The RJD leaders of Saran were shocked to see the lead of the BJP candidate, Rajiv Pratap Rudy, from the Chhapra Assembly segment spiralling over 39,000. Rudy led only by a little over by 5,000 from this segment in 2009, when Lalu emerged the winner in the Lok Sabha seat.
Worse was Garkha — a Yadav-dominated Assembly segment where Rabri led by only 600 votes. Lalu had led by over 20,000 votes in the same segment in 2009. Rabri’s highest lead — exactly 13,000 — was in the Para segment. Rabri ultimately lost by around 40,000 votes.

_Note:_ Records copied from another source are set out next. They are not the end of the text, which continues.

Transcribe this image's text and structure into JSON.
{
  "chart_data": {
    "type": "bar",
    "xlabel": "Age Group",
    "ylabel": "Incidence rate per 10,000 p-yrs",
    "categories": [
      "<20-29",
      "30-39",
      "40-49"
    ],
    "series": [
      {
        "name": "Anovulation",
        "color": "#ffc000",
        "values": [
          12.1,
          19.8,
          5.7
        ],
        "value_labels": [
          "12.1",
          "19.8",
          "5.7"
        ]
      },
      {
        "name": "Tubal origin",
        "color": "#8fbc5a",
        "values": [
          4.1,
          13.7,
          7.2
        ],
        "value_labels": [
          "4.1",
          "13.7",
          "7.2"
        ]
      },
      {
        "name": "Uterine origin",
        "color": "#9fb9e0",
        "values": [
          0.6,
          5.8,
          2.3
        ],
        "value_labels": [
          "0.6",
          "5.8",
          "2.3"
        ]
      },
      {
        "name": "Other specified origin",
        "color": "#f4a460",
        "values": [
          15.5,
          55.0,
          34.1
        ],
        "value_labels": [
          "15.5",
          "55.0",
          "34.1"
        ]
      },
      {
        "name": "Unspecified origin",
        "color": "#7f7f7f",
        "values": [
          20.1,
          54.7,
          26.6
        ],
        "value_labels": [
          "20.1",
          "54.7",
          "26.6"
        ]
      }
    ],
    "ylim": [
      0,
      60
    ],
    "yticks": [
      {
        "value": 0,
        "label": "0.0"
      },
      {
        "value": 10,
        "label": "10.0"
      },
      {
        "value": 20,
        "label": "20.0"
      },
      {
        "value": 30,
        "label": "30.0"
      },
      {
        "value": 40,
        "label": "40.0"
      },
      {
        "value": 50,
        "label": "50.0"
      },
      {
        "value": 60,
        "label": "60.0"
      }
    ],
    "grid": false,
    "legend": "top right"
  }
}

“A significant portion of Yadavs voted for Rudy because of the Modi wave,” said an RJD leader.
An RJD leader of Madhubani said: “The much-hyped MY (Muslim-Yadav) consolidation did not take place in several constituencies where we were sure to win. The party candidates from Darbhanga and Madhubani were shocked when the counting progressed on May 16. We trailed in the Assembly segments where we were supposed to lead because of the existing Yadav population.”

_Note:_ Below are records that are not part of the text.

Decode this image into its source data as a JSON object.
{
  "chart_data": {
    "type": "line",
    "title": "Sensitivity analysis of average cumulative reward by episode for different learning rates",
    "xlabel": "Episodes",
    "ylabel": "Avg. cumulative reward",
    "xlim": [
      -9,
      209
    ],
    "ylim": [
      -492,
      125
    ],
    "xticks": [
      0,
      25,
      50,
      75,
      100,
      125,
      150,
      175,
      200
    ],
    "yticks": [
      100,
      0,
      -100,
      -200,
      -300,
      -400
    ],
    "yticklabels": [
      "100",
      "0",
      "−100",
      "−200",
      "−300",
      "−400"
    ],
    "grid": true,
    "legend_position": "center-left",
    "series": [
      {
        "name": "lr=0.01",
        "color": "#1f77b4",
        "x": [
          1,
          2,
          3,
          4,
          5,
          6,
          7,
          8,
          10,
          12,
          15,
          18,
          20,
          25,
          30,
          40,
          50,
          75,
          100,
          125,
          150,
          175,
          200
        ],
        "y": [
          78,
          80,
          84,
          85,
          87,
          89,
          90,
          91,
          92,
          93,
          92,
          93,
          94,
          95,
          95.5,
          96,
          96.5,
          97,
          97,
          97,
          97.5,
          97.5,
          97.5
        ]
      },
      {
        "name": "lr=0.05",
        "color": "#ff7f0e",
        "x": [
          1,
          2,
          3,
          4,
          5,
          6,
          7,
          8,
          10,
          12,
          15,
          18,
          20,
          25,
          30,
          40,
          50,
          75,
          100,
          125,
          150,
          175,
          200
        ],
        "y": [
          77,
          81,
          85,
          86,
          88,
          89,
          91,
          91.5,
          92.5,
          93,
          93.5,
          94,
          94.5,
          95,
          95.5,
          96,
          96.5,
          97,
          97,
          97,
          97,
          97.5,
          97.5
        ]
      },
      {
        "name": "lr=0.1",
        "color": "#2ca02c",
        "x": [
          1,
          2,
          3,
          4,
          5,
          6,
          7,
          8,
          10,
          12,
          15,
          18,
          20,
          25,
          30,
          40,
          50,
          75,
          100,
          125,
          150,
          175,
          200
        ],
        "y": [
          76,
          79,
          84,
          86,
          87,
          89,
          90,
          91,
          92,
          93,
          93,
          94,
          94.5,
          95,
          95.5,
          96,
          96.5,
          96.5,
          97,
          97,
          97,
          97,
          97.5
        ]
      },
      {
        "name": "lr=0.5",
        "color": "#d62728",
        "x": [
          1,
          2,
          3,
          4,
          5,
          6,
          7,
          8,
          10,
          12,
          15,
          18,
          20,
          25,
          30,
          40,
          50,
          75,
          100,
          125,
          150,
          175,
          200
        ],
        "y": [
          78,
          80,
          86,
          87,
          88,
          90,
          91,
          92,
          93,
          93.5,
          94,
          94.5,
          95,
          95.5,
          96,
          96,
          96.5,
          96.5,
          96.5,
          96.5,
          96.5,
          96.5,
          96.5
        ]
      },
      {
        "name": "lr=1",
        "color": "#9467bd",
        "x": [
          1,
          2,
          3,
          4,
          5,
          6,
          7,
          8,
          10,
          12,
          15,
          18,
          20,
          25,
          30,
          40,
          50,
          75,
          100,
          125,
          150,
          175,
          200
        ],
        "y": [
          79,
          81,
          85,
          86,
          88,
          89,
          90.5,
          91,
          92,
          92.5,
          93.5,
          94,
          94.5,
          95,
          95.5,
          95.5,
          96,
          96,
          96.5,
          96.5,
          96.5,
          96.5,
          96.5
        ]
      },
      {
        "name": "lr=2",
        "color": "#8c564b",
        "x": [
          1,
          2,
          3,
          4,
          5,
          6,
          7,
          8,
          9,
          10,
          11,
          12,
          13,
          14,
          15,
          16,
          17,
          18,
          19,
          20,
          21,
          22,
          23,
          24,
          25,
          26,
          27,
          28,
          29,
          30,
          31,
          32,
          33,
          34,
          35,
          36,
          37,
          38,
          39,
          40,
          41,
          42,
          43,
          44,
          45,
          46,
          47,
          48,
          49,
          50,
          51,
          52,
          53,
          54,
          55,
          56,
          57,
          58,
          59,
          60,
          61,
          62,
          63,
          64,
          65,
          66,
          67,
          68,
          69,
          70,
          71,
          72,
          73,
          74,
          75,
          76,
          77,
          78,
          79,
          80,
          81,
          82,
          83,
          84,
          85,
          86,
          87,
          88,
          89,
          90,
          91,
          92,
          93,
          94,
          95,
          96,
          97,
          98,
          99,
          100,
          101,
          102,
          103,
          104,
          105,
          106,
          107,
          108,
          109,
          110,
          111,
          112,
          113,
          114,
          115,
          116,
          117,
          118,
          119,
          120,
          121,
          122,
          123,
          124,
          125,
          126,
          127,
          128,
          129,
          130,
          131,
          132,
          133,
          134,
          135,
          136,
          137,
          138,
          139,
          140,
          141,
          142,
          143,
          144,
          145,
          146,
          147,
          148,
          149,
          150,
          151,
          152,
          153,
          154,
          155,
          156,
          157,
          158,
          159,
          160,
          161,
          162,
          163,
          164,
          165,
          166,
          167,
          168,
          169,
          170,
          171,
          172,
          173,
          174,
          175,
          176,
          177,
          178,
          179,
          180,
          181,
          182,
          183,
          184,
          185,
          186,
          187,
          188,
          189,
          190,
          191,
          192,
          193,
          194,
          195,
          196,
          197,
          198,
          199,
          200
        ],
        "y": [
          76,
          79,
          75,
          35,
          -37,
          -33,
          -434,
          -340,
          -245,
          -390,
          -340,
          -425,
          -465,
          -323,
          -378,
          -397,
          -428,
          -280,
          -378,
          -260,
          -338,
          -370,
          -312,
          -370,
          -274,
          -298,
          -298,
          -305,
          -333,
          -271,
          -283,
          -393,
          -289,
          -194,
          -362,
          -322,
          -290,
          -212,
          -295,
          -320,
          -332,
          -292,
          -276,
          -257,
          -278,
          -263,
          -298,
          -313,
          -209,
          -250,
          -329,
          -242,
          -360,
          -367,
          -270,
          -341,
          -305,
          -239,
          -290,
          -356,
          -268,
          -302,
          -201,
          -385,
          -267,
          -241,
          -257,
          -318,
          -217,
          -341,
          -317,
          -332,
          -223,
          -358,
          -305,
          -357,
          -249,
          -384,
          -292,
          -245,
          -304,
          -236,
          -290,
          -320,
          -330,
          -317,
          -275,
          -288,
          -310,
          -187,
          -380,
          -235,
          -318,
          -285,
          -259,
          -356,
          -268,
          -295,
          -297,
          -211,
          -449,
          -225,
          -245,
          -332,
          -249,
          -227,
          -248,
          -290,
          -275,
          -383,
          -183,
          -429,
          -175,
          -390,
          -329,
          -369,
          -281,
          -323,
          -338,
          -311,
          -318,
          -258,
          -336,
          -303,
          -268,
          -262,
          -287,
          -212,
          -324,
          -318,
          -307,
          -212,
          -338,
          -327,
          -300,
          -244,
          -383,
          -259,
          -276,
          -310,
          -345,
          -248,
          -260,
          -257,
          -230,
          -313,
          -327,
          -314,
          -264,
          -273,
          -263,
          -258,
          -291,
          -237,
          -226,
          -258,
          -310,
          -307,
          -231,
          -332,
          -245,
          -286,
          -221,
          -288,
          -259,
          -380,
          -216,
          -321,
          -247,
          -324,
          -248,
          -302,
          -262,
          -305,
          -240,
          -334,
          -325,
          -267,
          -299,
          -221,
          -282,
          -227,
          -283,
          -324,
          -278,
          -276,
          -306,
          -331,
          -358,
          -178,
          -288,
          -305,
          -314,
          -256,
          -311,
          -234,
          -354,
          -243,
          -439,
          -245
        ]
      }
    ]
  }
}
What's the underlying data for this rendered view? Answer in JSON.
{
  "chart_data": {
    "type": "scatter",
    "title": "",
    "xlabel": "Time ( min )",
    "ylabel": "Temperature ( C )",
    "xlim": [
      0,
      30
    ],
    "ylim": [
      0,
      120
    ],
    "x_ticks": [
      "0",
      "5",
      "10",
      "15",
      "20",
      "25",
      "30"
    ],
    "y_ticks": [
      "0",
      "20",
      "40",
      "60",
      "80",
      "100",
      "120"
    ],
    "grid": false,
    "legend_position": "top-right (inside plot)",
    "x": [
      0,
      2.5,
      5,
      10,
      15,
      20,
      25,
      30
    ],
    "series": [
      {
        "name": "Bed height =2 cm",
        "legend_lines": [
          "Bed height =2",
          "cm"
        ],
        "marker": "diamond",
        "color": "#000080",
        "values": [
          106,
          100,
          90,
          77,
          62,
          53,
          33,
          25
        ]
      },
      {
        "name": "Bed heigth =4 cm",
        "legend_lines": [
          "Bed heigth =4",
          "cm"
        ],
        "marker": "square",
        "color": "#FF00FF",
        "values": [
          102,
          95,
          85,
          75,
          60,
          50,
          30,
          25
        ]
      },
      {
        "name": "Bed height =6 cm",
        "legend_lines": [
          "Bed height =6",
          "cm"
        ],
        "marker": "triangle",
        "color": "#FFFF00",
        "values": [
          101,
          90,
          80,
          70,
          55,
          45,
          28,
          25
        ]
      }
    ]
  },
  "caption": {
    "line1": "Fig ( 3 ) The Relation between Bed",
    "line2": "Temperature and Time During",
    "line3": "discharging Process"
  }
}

A leader of Raghuvansh Prasad Singh’s stature did not get the Yadav votes in Vaishali. The loss of Lalu’s core votes hurt the RJD the most possibly in Pataliputra, where Misa contested against the BJP’s Ram Kripal Yadav.

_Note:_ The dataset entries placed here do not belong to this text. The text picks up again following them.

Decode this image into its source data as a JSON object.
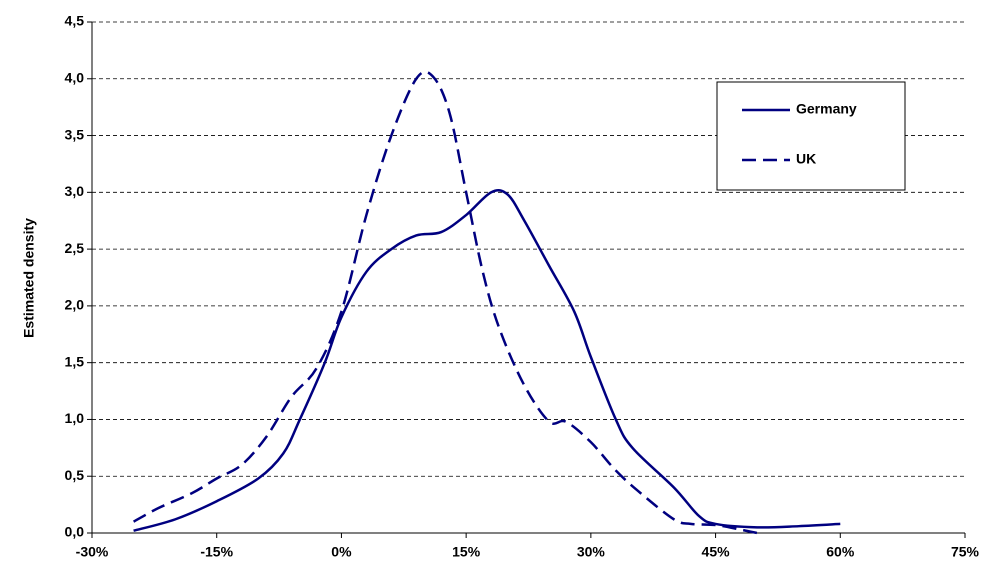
{
  "chart_data": {
    "type": "line",
    "y_label": "Estimated density",
    "xlim": [
      -30,
      75
    ],
    "xticks": [
      {
        "value": -30,
        "label": "-30%"
      },
      {
        "value": -15,
        "label": "-15%"
      },
      {
        "value": 0,
        "label": "0%"
      },
      {
        "value": 15,
        "label": "15%"
      },
      {
        "value": 30,
        "label": "30%"
      },
      {
        "value": 45,
        "label": "45%"
      },
      {
        "value": 60,
        "label": "60%"
      },
      {
        "value": 75,
        "label": "75%"
      }
    ],
    "ylim": [
      0,
      4.5
    ],
    "yticks": [
      {
        "value": 0,
        "label": "0,0"
      },
      {
        "value": 0.5,
        "label": "0,5"
      },
      {
        "value": 1,
        "label": "1,0"
      },
      {
        "value": 1.5,
        "label": "1,5"
      },
      {
        "value": 2,
        "label": "2,0"
      },
      {
        "value": 2.5,
        "label": "2,5"
      },
      {
        "value": 3,
        "label": "3,0"
      },
      {
        "value": 3.5,
        "label": "3,5"
      },
      {
        "value": 4,
        "label": "4,0"
      },
      {
        "value": 4.5,
        "label": "4,5"
      }
    ],
    "grid": true,
    "legend": "upper right",
    "series": [
      {
        "name": "Germany",
        "color": "#000080",
        "dash": "solid",
        "x": [
          -25,
          -20,
          -15,
          -10,
          -7,
          -5,
          -2,
          0,
          3,
          6,
          9,
          12,
          15,
          18,
          20,
          22,
          25,
          28,
          30,
          33,
          35,
          40,
          43,
          45,
          50,
          55,
          60
        ],
        "values": [
          0.02,
          0.12,
          0.28,
          0.48,
          0.7,
          1.0,
          1.5,
          1.9,
          2.3,
          2.5,
          2.62,
          2.65,
          2.8,
          3.0,
          2.98,
          2.75,
          2.35,
          1.95,
          1.55,
          1.0,
          0.75,
          0.4,
          0.15,
          0.08,
          0.05,
          0.06,
          0.08
        ]
      },
      {
        "name": "UK",
        "color": "#000080",
        "dash": "dashed",
        "x": [
          -25,
          -22,
          -18,
          -15,
          -12,
          -9,
          -6,
          -3,
          0,
          3,
          6,
          9,
          11,
          13,
          15,
          17,
          19,
          22,
          25,
          27,
          30,
          33,
          36,
          40,
          42,
          45,
          48,
          50
        ],
        "values": [
          0.1,
          0.22,
          0.35,
          0.48,
          0.6,
          0.85,
          1.2,
          1.45,
          1.95,
          2.8,
          3.5,
          4.0,
          4.02,
          3.7,
          3.0,
          2.3,
          1.8,
          1.3,
          0.98,
          0.98,
          0.8,
          0.55,
          0.35,
          0.12,
          0.08,
          0.07,
          0.03,
          0.0
        ]
      }
    ]
  }
}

The Maner Assembly segment of the constituency has always played decisive role in the Lok Sabha constituency.
“Maner happened to be a part of Ara Lok Sabha seat in 2004 when the seats were not delimited. The then RJD candidate, Kanti Singh, led by a margin of about 50,000 in the segment — enough for her to win despite trailing in a couple of segments. Unfortunately, the voters of Maner never gave such a margin to either Misa this time or her father Lalu Prasad in 2009,” said Ramkaran Yadav a shopkeeper of Maner.
Lalu’s core support group — the Yadavs — are dominant in Maner. But Misa had a lead of only about 7,000 votes over her rival Ram Kripal. Her father, Lalu, had a lead of about 17,000 votes in the segment over his nearest rival Ranjan Prasad Yadav of the JD(U) in 2009.
“It is worrisome that our core vote is diminishing,” said an RJD MLA, stressing that it was an indication that a section of youths of the caste had been swayed by the Modi wave this time.
In the Danapur segment of the constituency, Lalu had conceded a lead of only about 13,000 votes. This time, Misa trailed by around 24,000 votes.
A semi-urban area, a large population of Danapur lives in the riverine belt. Most of them are Yadavs. As the sun rises in the east, the vote of this populace naturally went to only one party — the RJD.
Lalu had gone out of the way to persuade history-sheeter Rit Lal Yadav not to contest. Despite Rit Lal’s support, the Yadav votes were not evenly distributed in the riverine area in this general election. The RJD paid the price of letting a popular Yadav leader like Ram Kripal crossover to the BJP.
Phulwari is another Assembly segment in the Pataliputra Lok Sabha constituency having a substantial Muslim and Kurmi votes. Ram Kripal managed to lead there also.
“There is definitely something wrong with our core votes. We should have taken a lead in Phulwari but trailed there,” said an RJD MLA.
Ranjan Prasad Yadav, the JD(U) candidate who defeated Lalu in the Pataliputra seat in 2009, admitted that he was also “blown over by the NaMo wave”.
“I had undertaken several development work in the constituency. Still I did not get votes,” said the outgoing MP.
Ranjan had defeated Lalu by a margin of around 16,000 votes.
In 2014, Ram Kripal was able to increase the lead over the RJD in the Vikram Assembly segment to about 20,000 from around 13,000, while Misa retained the lead of the RJD in Masuri and Paliganj Assembly segments. But the margins were small (varying from 2,500 to 12,000), prompting her defeat by around 40,000 votes.
Humbled in the poll debut, Misa is not dispirited. She courageously declared that she would continue with politics and strengthen her party before the Assembly polls. Her confidence stemmed from the people she connected with during the campaigning and the over 3 lakh votes she polled in the Pataliputra constituency.
Victor Ram Kripal Yadav conceded that it was a tough battle. “I was not fighting Misa Bharti but Lalu Prasad,” he said. But the people of Pataliputra confided in me.